Arras Garden Furniture

Wednesday 27th February 2019 at 19:17

Arras Garden Furniture

by Appley Hoare


Over the years we have had some wonderful examples of the iron garden furniture that comes from Arras in Northern France.  Each year this distinctive style of antique garden furniture is harder to find hence I thought our customers might be interested to read a little more about its special characteristics and its history………………..

The northern French town of Arras, so famous for the devastating battles in both the 1st and 2nd world wars, was also the producer of some of the most delightful wrought iron garden furniture.

The Arras iron foundry operated throughout the 19th century, until the beginning of the 1st world war when it was probably turned into a munitions factory.

The furniture they produced was innovative, stylish and strong.  The iron was fashioned with a unique extrusion – rather like a tube split in half long ways, thus the actual lengths of iron used contain more iron per metre than the more commonly used flat iron.  This unique style of extrusion has several distinct benefits.

Firstly, it is stronger than flat iron but not as heavy as a completely solid rod of iron.  Secondly, with its rounded surface it is far more comfortable to sit on.   Thirdly, the rounded surface prevents water collecting on it and causing the iron to rust.  Lastly, the soft, curved character of the extrusion eliminates any sharp edges.

In its hay day the factory must have employed some very talented and imaginative designers who created many wonderful and unusual pieces of outdoor furniture.  In their designs you can see the way the unique features of this extrusion have been maximized to make this furniture practical and comfortable.  Round tables are edged with the curved metal, chair ends are rolled over, plant stands are softly formed to fit into corners, the arms on chairs and benches are rolled and forged into perfect shapes, gloriettes are sculpted into many evocative designs.

Another unique feature of Arras furniture is the feet that are used on all the pieces.  It is one of the trademarks and will help you identify this furniture.  Each table, chair or bench will either have cast iron lions paw feet or cast iron horses hooves.   Also look out for a small brass plaque with the factory’s name stamped into it that was attached to each piece as it was completed. These usually say “Usine St Sauveur Arras” but I have seen some variations on this.  Some of the furniture will also have the name of the maker embossed into the cast iron pieces used to join the centre of a table or the legs of chairs – these have often been over painted so many times that it is difficult to read them.
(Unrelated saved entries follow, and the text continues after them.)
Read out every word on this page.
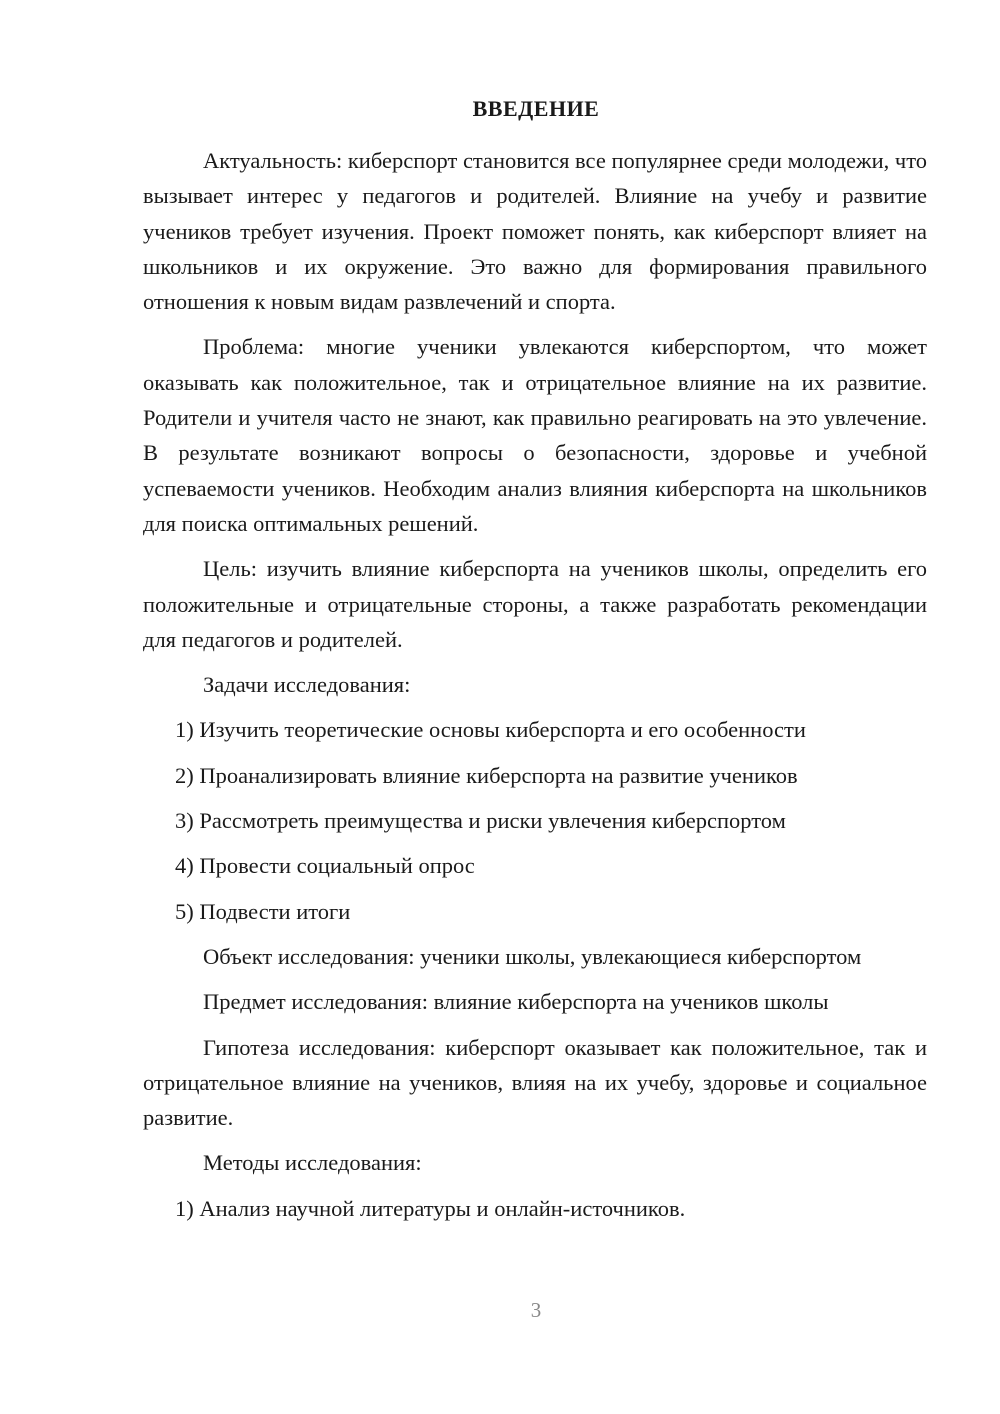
ВВЕДЕНИЕ

Актуальность: киберспорт становится все популярнее среди молодежи, что вызывает интерес у педагогов и родителей. Влияние на учебу и развитие учеников требует изучения. Проект поможет понять, как киберспорт влияет на школьников и их окружение. Это важно для формирования правильного отношения к новым видам развлечений и спорта.

Проблема: многие ученики увлекаются киберспортом, что может оказывать как положительное, так и отрицательное влияние на их развитие. Родители и учителя часто не знают, как правильно реагировать на это увлечение. В результате возникают вопросы о безопасности, здоровье и учебной успеваемости учеников. Необходим анализ влияния киберспорта на школьников для поиска оптимальных решений.

Цель: изучить влияние киберспорта на учеников школы, определить его положительные и отрицательные стороны, а также разработать рекомендации для педагогов и родителей.

Задачи исследования:

1) Изучить теоретические основы киберспорта и его особенности
2) Проанализировать влияние киберспорта на развитие учеников
3) Рассмотреть преимущества и риски увлечения киберспортом
4) Провести социальный опрос
5) Подвести итоги

Объект исследования: ученики школы, увлекающиеся киберспортом

Предмет исследования: влияние киберспорта на учеников школы

Гипотеза исследования: киберспорт оказывает как положительное, так и отрицательное влияние на учеников, влияя на их учебу, здоровье и социальное развитие.

Методы исследования:

1) Анализ научной литературы и онлайн-источников.
3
The Arras team of designers were not just searching for the most practical solutions but also for visual appeal. Table bases are forged into fabulous organic shapes and sometimes embellished with curved, coiled iron that is visually attractive and again adds to the strength of the piece.  The proportions are always pleasing and the same attention to detail is given to a tiny table as is to a larger more important example.

                                    Many of the items were specifically manufactured for public places such as benches for parks, fences for parks and gardens, stalls for stables and folding plant stands to display goods at markets, I have even seen a fabulous bridge and a huge step ladder but much of the furniture was made for private houses for customers patios or gardens.

For those who are passionate about Arras furniture as I am there is a wonderful facsimile catalogue called ‘Ornamental 19th century French Artistic Ironwork Catalogue’ – it is available through Potterton Books, London.

Now, 100 years after the factory at St. Sauveur-lez-Arras closed down, Arras furniture is very sort after and the pieces have become collector’s items.   Thanks to its unique features and its durability we can still find some examples in good condition.  For the dedicated collector it is a thrilling and rewarding experience to stumble across a piece of Arras that you haven’t seen before.